You play as V, a shady freelancer making ends meet through heists and occasional corporate sabotage. A botched job leaves you sharing your mind with Johnny Silverhand, a long-dead rocker-turned-radical, played by Keanu Reeves. The story circles around identity, technology, and mortality, but, in one of its biggest faults, we are rarely allowed to probe these topics deeply. Unlike Deus Ex, which tied together gameplay, world-building and storytelling into a believable universe, Cyberpunk 2077 prefers to let the big ideas linger as atmosphere.
It’s a shame. The world of Cyberpunk 2077 is capable of sustaining much heavier thinking. Night City is a sprawl of glittering towers and crumbling neighbourhoods, layered in ways that make it feel improvised rather than masterplanned. The architecture is telling: high-rise luxury apartments and corporate plazas sit above small bars, gang territories, and decaying public spaces. Power seems to coincide with altitude.

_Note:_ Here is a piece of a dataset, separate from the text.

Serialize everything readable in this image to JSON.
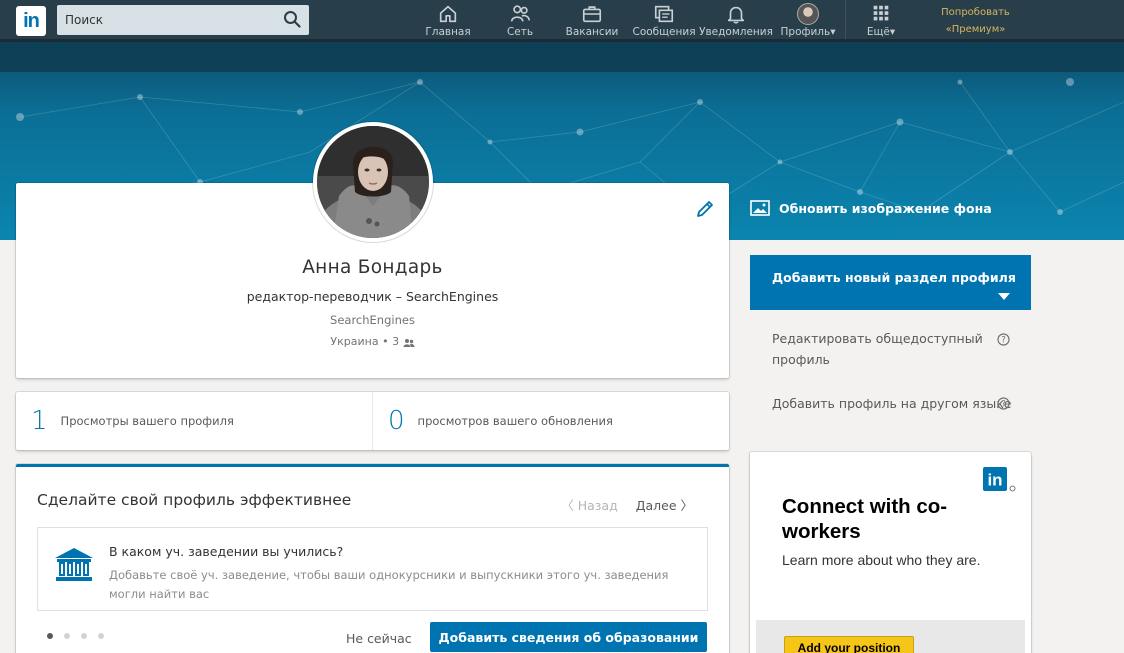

The city can be navigated from above with elevated highways, rooftop gardens and the hovering metro system. Between the collapsing shopping centres and prefab housing, you feel how the residents of Night City have to fend for themselves.
Night City channels the megastructure dreams of the 1960s. It is modular and colossal but its out-with-utopian-optimism and in-with-corporate control.
The best parts of Cyberpunk 2077 aren’t the main missions, but the hours spent walking, searching, absorbing. There is great environmental storytelling with abandoned churches repurposed by squatters, flooded tunnels haunted by rogue AIs and ad-hoc solar farms on the city’s fringes.
Night City also feels oddly familiar. If you’ve walked around cities where new developments rise unevenly through piercing the crumbling fabric you’ll recognise the logic. The future feels destined to become a messy, awkward layering of ideologies imposed onto the landscape.
The main plot is passable rather than essential, and some systems such as the complicated but intriguing skill tree force the player to go online and figure out the best builds to truly appreciate the combat systems. The community has come up with imaginative ways to play. One day I can play like I’m John Wick with slick, stealthy precision and on another like I’m a cyborg George Foreman crashing through enemies. This is one of the joys of the game. I can play it as I want and not be punished for it.
As a city simulator however, it’s extraordinary. It’s a glimpse into where we seem to be headed: a neoliberal architecture which, rather than liberating, has been wielded as a tool of division based on wealth. That might be the game’s greatest achievement.